Targeted Data Extraction System (TDES) for Mobile Devices

This verification assessment report discusses the evaluation of the Targeted Data Extraction System (TDES), to verify claims regarding TDES prototype’s ability to perform targeted extraction of data that were generated and stored on a mobile phone during defined time intervals to the exclusion of information that was not generated and stored during those incident-related intervals. The authors of this report note that one performance requirement was that the TDES should offer at least comparable performance to existing digital forensic software tools available for examining and analyzing mobile devices. The TDES verification testing plan was executed using a phase-gate approach. The ability of the TDES tool to read a file system was assessed by three parameters: the tool correctly read a data system as demonstrated by the calculation of a cryptographic hash for a file; it correctly read the file path for the files of interest; and it correctly interpreted and displayed the metadata of a file, as demonstrated by examination of the file modified/accessed/created times and dates.
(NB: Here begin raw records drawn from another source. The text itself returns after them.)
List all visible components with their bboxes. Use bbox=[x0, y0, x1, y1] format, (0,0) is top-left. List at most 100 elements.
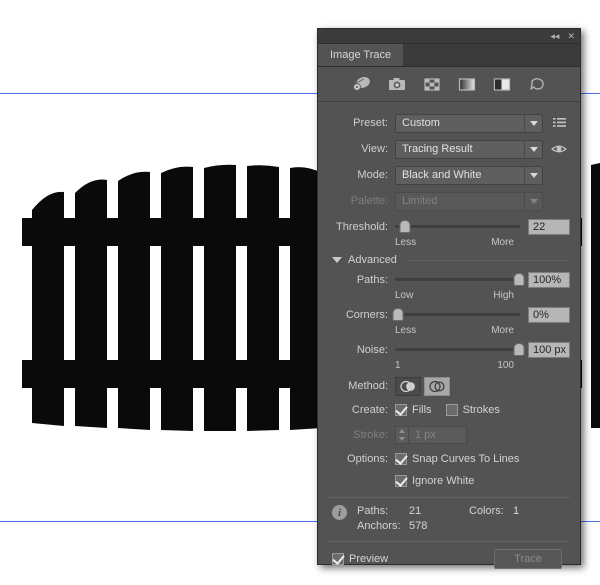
preset-label: Preset: bbox=[353, 117, 388, 129]
options-row-snap: Options: Snap Curves To Lines bbox=[328, 449, 570, 469]
info-icon: i bbox=[332, 505, 347, 520]
fills-label: Fills bbox=[412, 404, 432, 416]
preset-row: Preset: Custom bbox=[328, 111, 570, 135]
view-select[interactable]: Tracing Result bbox=[395, 139, 543, 159]
preview-label: Preview bbox=[349, 553, 389, 565]
mode-row: Mode: Black and White bbox=[328, 163, 570, 187]
stroke-stepper bbox=[395, 426, 409, 444]
stroke-row: Stroke: 1 px bbox=[328, 423, 570, 447]
tab-image-trace[interactable]: Image Trace bbox=[318, 44, 405, 66]
threshold-value-field[interactable]: 22 bbox=[528, 218, 570, 235]
chevron-down-icon bbox=[524, 166, 542, 184]
noise-value-field[interactable]: 100 px bbox=[528, 341, 570, 358]
collapse-panel-icon[interactable]: ◂◂ bbox=[550, 31, 559, 41]
method-row: Method: bbox=[328, 375, 570, 397]
info-paths-value: 21 bbox=[409, 505, 422, 517]
info-colors-label: Colors: bbox=[469, 505, 504, 517]
high-color-icon[interactable] bbox=[386, 74, 408, 94]
noise-track bbox=[395, 348, 520, 351]
corners-scale-max: More bbox=[491, 325, 514, 336]
strokes-checkbox[interactable] bbox=[445, 404, 458, 416]
info-paths-label: Paths: bbox=[357, 505, 389, 517]
ignore-white-checkbox[interactable] bbox=[395, 475, 407, 487]
info-line-paths: Paths: 21 Colors: 1 bbox=[357, 504, 519, 519]
palette-value: Limited bbox=[402, 195, 438, 207]
trace-button[interactable]: Trace bbox=[494, 549, 562, 569]
corners-scale: Less More bbox=[328, 325, 570, 336]
panel-menu-icon[interactable] bbox=[548, 117, 570, 129]
palette-row: Palette: Limited bbox=[328, 189, 570, 213]
threshold-label: Threshold: bbox=[336, 220, 388, 233]
paths-value-field[interactable]: 100% bbox=[528, 271, 570, 288]
paths-slider[interactable] bbox=[395, 272, 525, 288]
trace-preset-icon-row bbox=[318, 67, 580, 102]
noise-slider[interactable] bbox=[395, 342, 525, 358]
auto-color-icon[interactable] bbox=[351, 74, 373, 94]
corners-thumb[interactable] bbox=[392, 308, 403, 321]
advanced-divider bbox=[406, 259, 570, 261]
stepper-up-icon bbox=[396, 427, 408, 435]
info-line-anchors: Anchors: 578 bbox=[357, 519, 519, 534]
paths-label: Paths: bbox=[356, 273, 388, 286]
preset-value: Custom bbox=[402, 117, 440, 129]
preset-select[interactable]: Custom bbox=[395, 113, 543, 133]
stroke-label: Stroke: bbox=[353, 429, 388, 441]
outline-icon[interactable] bbox=[526, 74, 548, 94]
corners-slider[interactable] bbox=[392, 307, 520, 323]
threshold-thumb[interactable] bbox=[399, 220, 411, 233]
triangle-down-icon[interactable] bbox=[332, 257, 342, 263]
noise-thumb[interactable] bbox=[513, 343, 525, 356]
create-row: Create: Fills Strokes bbox=[328, 399, 570, 421]
mode-label: Mode: bbox=[357, 169, 388, 181]
grayscale-icon[interactable] bbox=[456, 74, 478, 94]
paths-scale-max: High bbox=[493, 290, 514, 301]
stepper-down-icon bbox=[396, 435, 408, 443]
method-label: Method: bbox=[348, 380, 388, 392]
paths-scale-min: Low bbox=[395, 290, 414, 301]
threshold-scale: Less More bbox=[328, 237, 570, 248]
chevron-down-icon bbox=[524, 140, 542, 158]
black-and-white-icon[interactable] bbox=[491, 74, 513, 94]
info-anchors-label: Anchors: bbox=[357, 520, 401, 532]
snap-curves-label: Snap Curves To Lines bbox=[412, 453, 520, 465]
info-anchors-value: 578 bbox=[409, 520, 428, 532]
threshold-slider[interactable] bbox=[395, 219, 520, 235]
corners-track bbox=[395, 313, 520, 316]
corners-row: Corners: 0% bbox=[328, 305, 570, 324]
create-label: Create: bbox=[351, 404, 388, 416]
preview-checkbox[interactable] bbox=[332, 553, 344, 565]
trace-button-label: Trace bbox=[514, 553, 542, 565]
advanced-disclosure[interactable]: Advanced bbox=[332, 254, 570, 266]
noise-label: Noise: bbox=[356, 343, 388, 356]
panel-titlebar: ◂◂ ✕ bbox=[318, 29, 580, 44]
paths-scale: Low High bbox=[328, 290, 570, 301]
tab-label: Image Trace bbox=[330, 49, 392, 61]
trace-info-block: i Paths: 21 Colors: 1 Anchors: 578 bbox=[328, 498, 570, 540]
mode-value: Black and White bbox=[402, 169, 482, 181]
options-label: Options: bbox=[347, 453, 388, 465]
options-row-ignore-white: Ignore White bbox=[328, 471, 570, 491]
snap-curves-checkbox[interactable] bbox=[395, 453, 407, 465]
palette-select: Limited bbox=[395, 191, 543, 211]
noise-scale: 1 100 bbox=[328, 360, 570, 371]
low-color-icon[interactable] bbox=[421, 74, 443, 94]
strokes-label: Strokes bbox=[462, 404, 500, 416]
tab-strip-filler bbox=[404, 44, 580, 66]
info-colors-value: 1 bbox=[513, 505, 520, 517]
paths-track bbox=[395, 278, 520, 281]
threshold-scale-min: Less bbox=[395, 237, 417, 248]
corners-value-field[interactable]: 0% bbox=[528, 306, 570, 323]
fills-checkbox[interactable] bbox=[395, 404, 407, 416]
advanced-label: Advanced bbox=[348, 254, 397, 266]
illustrator-window: ◂◂ ✕ Image Trace Preset: Custom View: Tr… bbox=[0, 0, 600, 585]
close-icon[interactable]: ✕ bbox=[567, 31, 575, 41]
overlapping-method-icon[interactable] bbox=[424, 376, 450, 396]
threshold-scale-max: More bbox=[491, 237, 514, 248]
corners-scale-min: Less bbox=[395, 325, 417, 336]
mode-select[interactable]: Black and White bbox=[395, 165, 543, 185]
panel-tab-strip: Image Trace bbox=[318, 44, 580, 67]
abutting-method-icon[interactable] bbox=[395, 376, 421, 396]
eye-icon[interactable] bbox=[548, 143, 570, 155]
paths-thumb[interactable] bbox=[513, 273, 525, 286]
view-value: Tracing Result bbox=[402, 143, 473, 155]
Assessment outcomes suggested the following: TDES does not have an acquisition function that would allow for more extensive analysis and confirmation of findings; the TDES software operates differently relative to other commercially available mobile forensic tools in that the file is executed by the examiner’s computer, which installs the TDES drivers automatically onto the device when it is connected to the computer; TDES functions differently because it is a manual operation driven by the operator, once the analysis is complete the artifacts from TDES remain on the phone and will be detectable later when a forensic analysis is performed; TDES does not allow for a forensic copy of the data and requires actions that do not reflect sound forensic practice; and TDES does not allow the export of data from other messaging apps.